In the following sections, we will try to build up a very simple clustered architecture to be used with PigeonAir.
If you take a look to the various modules documentation, you can realize it is very easy to build up very different solutions.
Ok, in the previous sections we talked a lot about the various components of a mail clusters. Let's say we want to build a PigeonAir cluster, and let's say we decided to use LDAP as database backend, and let's say we want to have a clear picture of the whole structure.
From a logical point of view, the task of building a PigeonAir cluster mainly involves a decision of how many components of a single type to use, on which machine to put them, which components we don't want to use and which components should share the same hardware resources.
As you should know by now, PigeonDeliver uses modules to deliver emails. You can also decide to distribute those modules among different machines, even if that is not usually necessary, and won't be discussed in this document.
So, let's start by drawing a scheme of all the components we may make use of.

All components we can use, in practice
In more descriptive words, we need to complete a puzzle and all the pieces we have are:
one or more balancers, to split the load.
one or more LDAP servers, to safely keep control data.
one or more SMTP/IMAP/POP3 proxy, to redirect connections to the correct servers.
one or more shared storages, to keep users' data and to split the load.
one or more web servers for the Web Mail.
one or more web servers for the Administrative Interface (Web Admin).
the real SMTP/IMAP/POP3 servers.
Ok, now a very simple example. We were just asked by a brand new ISP to build up his own Mail Server. The ISP himself doesn't care to have a cluster or a single machine, he just wants something able to scale well in case things go well, and he hopes things will go very well. So, we are wondering about how to configure his server...
At a first glance, we could just configure a normal mail server and be happy with that.

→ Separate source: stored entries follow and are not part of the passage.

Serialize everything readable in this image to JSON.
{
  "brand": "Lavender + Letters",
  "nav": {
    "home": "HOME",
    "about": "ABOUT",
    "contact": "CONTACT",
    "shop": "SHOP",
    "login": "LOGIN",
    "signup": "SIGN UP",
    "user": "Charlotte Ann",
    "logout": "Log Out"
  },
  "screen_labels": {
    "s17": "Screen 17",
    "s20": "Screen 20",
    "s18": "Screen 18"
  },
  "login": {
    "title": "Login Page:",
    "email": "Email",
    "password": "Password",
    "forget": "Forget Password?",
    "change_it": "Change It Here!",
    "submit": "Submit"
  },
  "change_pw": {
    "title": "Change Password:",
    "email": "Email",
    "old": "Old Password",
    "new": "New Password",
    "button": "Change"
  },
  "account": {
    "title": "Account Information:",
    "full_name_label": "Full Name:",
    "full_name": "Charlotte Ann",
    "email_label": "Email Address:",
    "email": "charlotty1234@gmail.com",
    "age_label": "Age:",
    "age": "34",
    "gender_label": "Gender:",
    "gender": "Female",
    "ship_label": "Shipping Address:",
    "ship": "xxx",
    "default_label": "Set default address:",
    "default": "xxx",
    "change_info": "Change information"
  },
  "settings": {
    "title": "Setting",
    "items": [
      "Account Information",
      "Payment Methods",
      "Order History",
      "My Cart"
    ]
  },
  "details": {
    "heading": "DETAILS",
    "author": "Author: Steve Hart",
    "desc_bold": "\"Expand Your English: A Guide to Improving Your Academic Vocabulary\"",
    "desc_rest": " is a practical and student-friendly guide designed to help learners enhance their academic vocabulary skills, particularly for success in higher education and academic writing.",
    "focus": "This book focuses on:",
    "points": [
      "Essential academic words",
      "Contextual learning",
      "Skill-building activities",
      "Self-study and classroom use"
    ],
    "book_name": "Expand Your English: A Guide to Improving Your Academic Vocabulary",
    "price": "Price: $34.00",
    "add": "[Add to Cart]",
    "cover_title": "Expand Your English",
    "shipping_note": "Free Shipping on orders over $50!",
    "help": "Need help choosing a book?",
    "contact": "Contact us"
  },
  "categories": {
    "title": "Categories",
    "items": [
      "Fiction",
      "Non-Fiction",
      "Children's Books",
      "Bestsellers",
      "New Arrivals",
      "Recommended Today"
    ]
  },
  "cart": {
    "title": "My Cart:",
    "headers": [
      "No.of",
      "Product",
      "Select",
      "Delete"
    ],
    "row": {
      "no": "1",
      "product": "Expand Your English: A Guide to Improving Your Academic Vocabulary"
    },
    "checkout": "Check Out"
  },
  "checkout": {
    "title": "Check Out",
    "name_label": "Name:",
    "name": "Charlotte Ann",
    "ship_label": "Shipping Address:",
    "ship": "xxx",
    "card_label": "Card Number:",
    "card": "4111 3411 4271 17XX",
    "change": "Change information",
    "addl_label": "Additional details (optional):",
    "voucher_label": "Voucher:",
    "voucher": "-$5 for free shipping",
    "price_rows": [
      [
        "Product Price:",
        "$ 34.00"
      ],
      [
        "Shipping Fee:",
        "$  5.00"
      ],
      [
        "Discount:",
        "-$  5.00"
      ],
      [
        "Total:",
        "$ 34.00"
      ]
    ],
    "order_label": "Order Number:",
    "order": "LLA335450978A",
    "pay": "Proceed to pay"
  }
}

However, the provider told us that he hopes things will go real well in a very short time, so he is probably planning to grow... additionally, we really like the interface those folks of the PigeonAir project have developed, and we'd like to use them...
Ok, let's try to write down our hardware shopping list to build up our mail server:
uhm... balancer... do we need this? No, since we have a single server, we don't need it. And we are always in time to change a bounce of DNS records or to put a balancer in the middle in case we need.

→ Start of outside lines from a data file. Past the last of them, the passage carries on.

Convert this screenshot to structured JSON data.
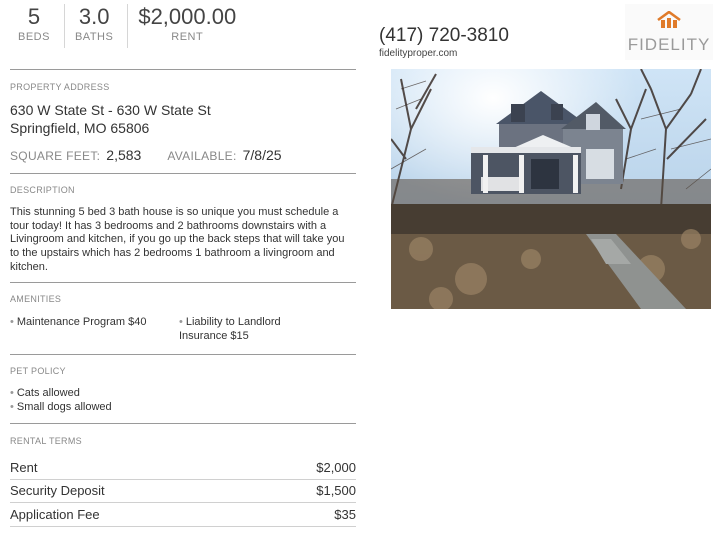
{
  "stats": {
    "beds_value": "5",
    "beds_label": "BEDS",
    "baths_value": "3.0",
    "baths_label": "BATHS",
    "rent_value": "$2,000.00",
    "rent_label": "RENT"
  },
  "contact": {
    "phone": "(417) 720-3810",
    "website": "fidelityproper.com"
  },
  "logo": {
    "wordmark": "FIDELITY",
    "accent_color": "#e07b2a"
  },
  "property": {
    "section_label": "PROPERTY ADDRESS",
    "address_line1": "630 W State St - 630 W State St",
    "address_line2": "Springfield, MO 65806",
    "sqft_label": "SQUARE FEET:",
    "sqft_value": "2,583",
    "available_label": "AVAILABLE:",
    "available_value": "7/8/25"
  },
  "description": {
    "section_label": "DESCRIPTION",
    "text": "This stunning 5 bed 3 bath house is so unique you must schedule a tour today! It has 3 bedrooms and 2 bathrooms downstairs with a Livingroom and kitchen, if you go up the back steps that will take you to the upstairs which has 2 bedrooms 1 bathroom a livingroom and kitchen."
  },
  "amenities": {
    "section_label": "AMENITIES",
    "items": [
      "Maintenance Program $40",
      "Liability to Landlord Insurance $15"
    ]
  },
  "pet_policy": {
    "section_label": "PET POLICY",
    "items": [
      "Cats allowed",
      "Small dogs allowed"
    ]
  },
  "rental_terms": {
    "section_label": "RENTAL TERMS",
    "rows": [
      {
        "label": "Rent",
        "value": "$2,000"
      },
      {
        "label": "Security Deposit",
        "value": "$1,500"
      },
      {
        "label": "Application Fee",
        "value": "$35"
      }
    ]
  }
}
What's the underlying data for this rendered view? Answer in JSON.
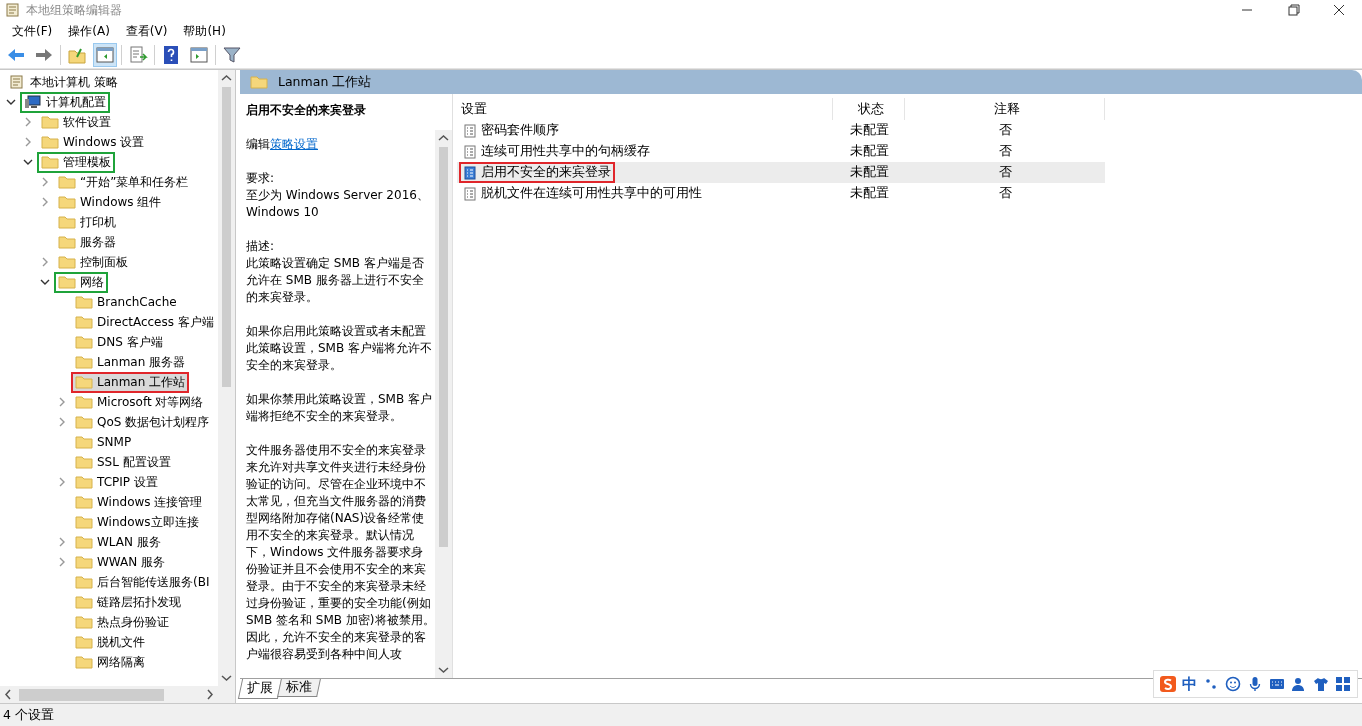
{
  "window": {
    "title": "本地组策略编辑器"
  },
  "menu": [
    "文件(F)",
    "操作(A)",
    "查看(V)",
    "帮助(H)"
  ],
  "tree": {
    "label": "本地计算机 策略",
    "children": [
      {
        "label": "计算机配置",
        "expanded": true,
        "color": "#1fa33a",
        "kind": "computer",
        "children": [
          {
            "label": "软件设置",
            "expanded": false
          },
          {
            "label": "Windows 设置",
            "expanded": false
          },
          {
            "label": "管理模板",
            "expanded": true,
            "color": "#1fa33a",
            "children": [
              {
                "label": "“开始”菜单和任务栏",
                "expanded": false
              },
              {
                "label": "Windows 组件",
                "expanded": false
              },
              {
                "label": "打印机"
              },
              {
                "label": "服务器"
              },
              {
                "label": "控制面板",
                "expanded": false
              },
              {
                "label": "网络",
                "expanded": true,
                "color": "#1fa33a",
                "children": [
                  {
                    "label": "BranchCache"
                  },
                  {
                    "label": "DirectAccess 客户端"
                  },
                  {
                    "label": "DNS 客户端"
                  },
                  {
                    "label": "Lanman 服务器"
                  },
                  {
                    "label": "Lanman 工作站",
                    "selected": true,
                    "color": "#e0262b"
                  },
                  {
                    "label": "Microsoft 对等网络",
                    "expanded": false
                  },
                  {
                    "label": "QoS 数据包计划程序",
                    "expanded": false
                  },
                  {
                    "label": "SNMP"
                  },
                  {
                    "label": "SSL 配置设置"
                  },
                  {
                    "label": "TCPIP 设置",
                    "expanded": false
                  },
                  {
                    "label": "Windows 连接管理"
                  },
                  {
                    "label": "Windows立即连接"
                  },
                  {
                    "label": "WLAN 服务",
                    "expanded": false
                  },
                  {
                    "label": "WWAN 服务",
                    "expanded": false
                  },
                  {
                    "label": "后台智能传送服务(BI"
                  },
                  {
                    "label": "链路层拓扑发现"
                  },
                  {
                    "label": "热点身份验证"
                  },
                  {
                    "label": "脱机文件"
                  },
                  {
                    "label": "网络隔离"
                  }
                ]
              }
            ]
          }
        ]
      }
    ]
  },
  "pane_header": "Lanman 工作站",
  "description": {
    "title": "启用不安全的来宾登录",
    "edit_prefix": "编辑",
    "edit_link": "策略设置",
    "sections": [
      {
        "heading": "要求:",
        "paragraphs": [
          "至少为 Windows Server 2016、Windows 10"
        ]
      },
      {
        "heading": "描述:",
        "paragraphs": [
          "此策略设置确定 SMB 客户端是否允许在 SMB 服务器上进行不安全的来宾登录。",
          "如果你启用此策略设置或者未配置此策略设置，SMB 客户端将允许不安全的来宾登录。",
          "如果你禁用此策略设置，SMB 客户端将拒绝不安全的来宾登录。",
          "文件服务器使用不安全的来宾登录来允许对共享文件夹进行未经身份验证的访问。尽管在企业环境中不太常见，但充当文件服务器的消费型网络附加存储(NAS)设备经常使用不安全的来宾登录。默认情况下，Windows 文件服务器要求身份验证并且不会使用不安全的来宾登录。由于不安全的来宾登录未经过身份验证，重要的安全功能(例如 SMB 签名和 SMB 加密)将被禁用。因此，允许不安全的来宾登录的客户端很容易受到各种中间人攻"
        ]
      }
    ]
  },
  "table": {
    "columns": [
      "设置",
      "状态",
      "注释"
    ],
    "rows": [
      {
        "name": "密码套件顺序",
        "state": "未配置",
        "note": "否",
        "selected": false
      },
      {
        "name": "连续可用性共享中的句柄缓存",
        "state": "未配置",
        "note": "否",
        "selected": false
      },
      {
        "name": "启用不安全的来宾登录",
        "state": "未配置",
        "note": "否",
        "selected": true,
        "color": "#e0262b"
      },
      {
        "name": "脱机文件在连续可用性共享中的可用性",
        "state": "未配置",
        "note": "否",
        "selected": false
      }
    ]
  },
  "view_tabs": [
    {
      "label": "扩展",
      "selected": true
    },
    {
      "label": "标准",
      "selected": false
    }
  ],
  "status_bar": "4 个设置",
  "ime_toolbar": {
    "mode": "中"
  }
}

LDAP. We do need a LDAP server. So 1 LDAP server.
IMAP/POP3 Proxy. We don't need it right now, but we may need it later.
Shared storage... what's that? We don't really need it... in case of growth, we'll use the provided proxy.
Well, ok, now I still need a web server for the web mail, one for the web admin and one for the real SMTP/IMAP/POP3 server.

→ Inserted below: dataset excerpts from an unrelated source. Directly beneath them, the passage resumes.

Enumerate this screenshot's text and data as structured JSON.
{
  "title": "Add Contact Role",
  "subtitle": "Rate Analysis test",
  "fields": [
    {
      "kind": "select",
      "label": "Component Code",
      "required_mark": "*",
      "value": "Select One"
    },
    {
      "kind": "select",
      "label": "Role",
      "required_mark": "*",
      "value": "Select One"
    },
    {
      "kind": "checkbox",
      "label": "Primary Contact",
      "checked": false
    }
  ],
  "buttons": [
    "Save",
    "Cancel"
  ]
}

Well, ok, and if I wanted to start from the beginning with a cluster with two nodes? Did I need like 100 machines to build it up? No. Two machines would still suffice. You use the DNS as balancer, and you put all services on all machines. Probably not the best solution, but splitting up services is really useful when the load gets real high, in order to simplify the configuration of every single machine and to allow administrators to fine tune hardware requirements and to optimize the load by adding/removing machines specifically configured to perform their own task.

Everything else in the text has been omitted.